Puigdemont war am 25. März auf der Rückfahrt von Skandinavien in sein belgisches Exil in Schleswig-Holstein festgenommen worden. Anfang April war der 55-Jährige gegen Auflagen aus der Justizvollzugsanstalt Neumünster entlassen worden. Das OLG erklärte den Haftbefehl seinerzeit für „von vornherein unzulässig“. Für Hochverrat als Pendant im deutschen Recht zur Rebellion fehle es am Merkmal der Gewalt.

Der Separatistenführer war danach nach Berlin gegangen. Er betrachtet sich als politisch Verfolgten, der kriminalisiert wird. Die spanische Justiz wirft Puigdemont Rebellion und Veruntreuung öffentlicher Mittel vor. Hintergrund ist das Unabhängigkeitsreferendum von Oktober 2017.

Die SPD-Fraktion im Kieler Landtag reagierte mit offensichtlicher Erleichterung auf die Entscheidung des Oberlandesgerichts. „Die Versuche entsprechender Einflussnahmen sind vollkommen unnötig gewesen“, sagte der innenpolitische Sprecher Kai Dolgner zum Versuch spanischer Behörden, eine Auslieferung Puigdemonts zu erwirken. „Das sollte eine Lehre für die Zukunft sein.“ Die FDP-Fraktion glaubt, dass die schleswig-holsteinische Justiz aus der Nummer nicht mehr schadlos herauskommt. „Egal wie deutsche Gerichte in der Sache Puigdemont entscheiden, wird es eine Einmischung in die spanische Innenpolitik sein“, sagt Marcus Rossa. Christdemokraten und Grüne wollten die Entscheidungen gestern nicht bewerten.
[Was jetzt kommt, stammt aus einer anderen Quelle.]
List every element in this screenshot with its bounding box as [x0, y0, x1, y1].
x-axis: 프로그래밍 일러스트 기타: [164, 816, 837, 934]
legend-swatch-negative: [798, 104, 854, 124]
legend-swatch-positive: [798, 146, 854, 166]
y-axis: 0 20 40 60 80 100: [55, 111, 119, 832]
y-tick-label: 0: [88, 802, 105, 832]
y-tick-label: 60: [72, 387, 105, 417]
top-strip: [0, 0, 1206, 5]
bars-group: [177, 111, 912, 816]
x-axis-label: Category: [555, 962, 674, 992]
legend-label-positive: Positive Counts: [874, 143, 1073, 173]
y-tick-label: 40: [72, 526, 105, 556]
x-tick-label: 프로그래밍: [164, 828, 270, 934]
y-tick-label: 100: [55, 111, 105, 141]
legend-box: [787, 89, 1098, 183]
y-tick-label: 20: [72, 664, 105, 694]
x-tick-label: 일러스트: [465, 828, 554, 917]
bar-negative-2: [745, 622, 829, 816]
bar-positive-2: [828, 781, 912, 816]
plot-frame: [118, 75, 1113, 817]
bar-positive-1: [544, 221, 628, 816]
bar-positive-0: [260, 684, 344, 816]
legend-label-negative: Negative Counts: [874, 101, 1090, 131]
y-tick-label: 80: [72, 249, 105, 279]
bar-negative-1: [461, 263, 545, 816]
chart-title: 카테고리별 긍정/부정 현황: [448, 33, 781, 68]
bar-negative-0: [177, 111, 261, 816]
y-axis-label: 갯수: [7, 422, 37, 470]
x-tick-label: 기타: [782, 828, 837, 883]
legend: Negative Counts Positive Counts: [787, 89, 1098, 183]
Das juristische Tauziehen um eine Auslieferung des Separatistenführers geht unterdessen weiter. Aktuell bereitet die Generalstaatsanwaltschaft einen Antrag vor, die Auslieferung Puigdemonts für zulässig zu erklären. Darüber muss abschließend erneut das Oberlandesgericht entscheiden.